While Thomas is expected to take place in walk-through practices right away, he did not participate in Thursday morning's practice. As he has been doing throughout camp, Thomas stayed busy helping coach young defensive backs, including Steven Terrell, who is working with the first-team defense in Thomas' absence. Thomas being activated off the PUP list was a very important step in his recovery from offseason shoulder surgery, but the Seahawks will be cautious bringing him back slowly.
Emptying out the notebook:
- Receiver Kevin Smith missed a second-straight day with a groin injury, and tight end Anthony McCoy was also out after leaving Wednesday's practice because of light-headedness. Rookie safety Ryan Murphy was also out again with an ankle injury.
- It's hardly news at this point that rookie receiver Tyler Lockett is having a good camp, but it's worth noting again anyway that he again looked very good Thursday. In particular, Lockett's ability to change direction and make defensive backs look foolish is quite impressive.
- Deshon Foxx was Thursday's winner of the "roster hopeful at receiver who had a good practice" award. OK, that's not a not an actual award, but Foxx did stand out, making a few nice catches, none better than a diving grab in the front corner of the end zone. Foxx is part of a very deep receiver group that has impressed in camp, but unfortunately for him, he is also a quick-but-undersized receiver on a roster that already has two of them who are all but locks to make the team: Doug Baldwin and Lockett.
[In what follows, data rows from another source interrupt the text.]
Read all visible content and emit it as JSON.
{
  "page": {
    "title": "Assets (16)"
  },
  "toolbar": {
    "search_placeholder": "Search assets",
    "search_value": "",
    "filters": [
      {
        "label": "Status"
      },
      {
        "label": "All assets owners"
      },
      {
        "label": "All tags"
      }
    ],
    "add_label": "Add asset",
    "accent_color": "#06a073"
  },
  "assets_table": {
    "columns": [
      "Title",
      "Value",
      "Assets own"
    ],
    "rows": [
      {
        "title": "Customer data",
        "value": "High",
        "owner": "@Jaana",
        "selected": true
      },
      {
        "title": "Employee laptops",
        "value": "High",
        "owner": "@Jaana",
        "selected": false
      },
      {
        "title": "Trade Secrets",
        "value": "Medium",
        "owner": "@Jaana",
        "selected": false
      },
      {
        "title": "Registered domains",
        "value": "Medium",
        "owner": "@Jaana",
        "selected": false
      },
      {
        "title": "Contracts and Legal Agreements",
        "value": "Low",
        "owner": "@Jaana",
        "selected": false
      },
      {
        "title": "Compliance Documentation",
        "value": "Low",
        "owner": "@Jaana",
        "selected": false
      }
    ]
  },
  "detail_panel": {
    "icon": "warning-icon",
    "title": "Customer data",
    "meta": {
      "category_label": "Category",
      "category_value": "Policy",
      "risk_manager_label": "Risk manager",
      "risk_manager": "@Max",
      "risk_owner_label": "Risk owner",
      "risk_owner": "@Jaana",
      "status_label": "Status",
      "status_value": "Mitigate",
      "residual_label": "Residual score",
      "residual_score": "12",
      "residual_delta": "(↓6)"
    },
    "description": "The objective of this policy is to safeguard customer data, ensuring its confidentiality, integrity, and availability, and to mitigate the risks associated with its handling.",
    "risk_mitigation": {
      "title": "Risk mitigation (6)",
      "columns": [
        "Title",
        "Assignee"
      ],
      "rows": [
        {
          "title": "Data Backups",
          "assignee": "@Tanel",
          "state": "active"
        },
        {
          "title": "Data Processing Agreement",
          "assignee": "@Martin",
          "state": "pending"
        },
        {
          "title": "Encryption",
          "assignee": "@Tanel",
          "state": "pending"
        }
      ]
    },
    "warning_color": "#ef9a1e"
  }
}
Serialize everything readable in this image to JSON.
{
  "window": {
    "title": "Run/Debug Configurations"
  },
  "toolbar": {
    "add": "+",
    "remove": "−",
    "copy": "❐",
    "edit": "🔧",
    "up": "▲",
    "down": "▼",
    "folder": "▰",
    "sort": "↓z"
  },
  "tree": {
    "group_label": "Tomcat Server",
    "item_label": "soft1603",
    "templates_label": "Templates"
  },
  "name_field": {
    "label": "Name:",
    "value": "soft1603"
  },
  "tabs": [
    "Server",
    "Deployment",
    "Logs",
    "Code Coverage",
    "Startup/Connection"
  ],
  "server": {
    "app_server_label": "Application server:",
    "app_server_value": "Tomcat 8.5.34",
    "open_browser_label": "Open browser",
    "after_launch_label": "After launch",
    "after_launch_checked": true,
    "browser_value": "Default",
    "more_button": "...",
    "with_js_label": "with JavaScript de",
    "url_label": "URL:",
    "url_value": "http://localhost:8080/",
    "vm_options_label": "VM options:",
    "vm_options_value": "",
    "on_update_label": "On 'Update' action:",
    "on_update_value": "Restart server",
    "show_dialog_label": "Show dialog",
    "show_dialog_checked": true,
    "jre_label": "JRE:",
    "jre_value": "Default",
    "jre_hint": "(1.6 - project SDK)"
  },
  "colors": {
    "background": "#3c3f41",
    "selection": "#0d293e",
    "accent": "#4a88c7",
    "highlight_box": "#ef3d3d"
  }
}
- Once again Kristjan Sokoli saw a lot of action at left guard with the first team offense, though Alvin Bailey saw time there too. That is suddenly looking like a real battle after Bailey got all the first-team reps in offseason workouts and early in camp. At center, meanwhile, the first-team reps continue to be split between Lemuel Jeanpierre and Drew Nowak.
- Nate Boyer, Seattle's 34-year-old rookie long-snapper, saw plenty of action and continued to look accurate with his snaps. Beating Clint Gresham for a job still seems like a tough task for the former Army Green Beret, but Boyer has looked pretty good thus far.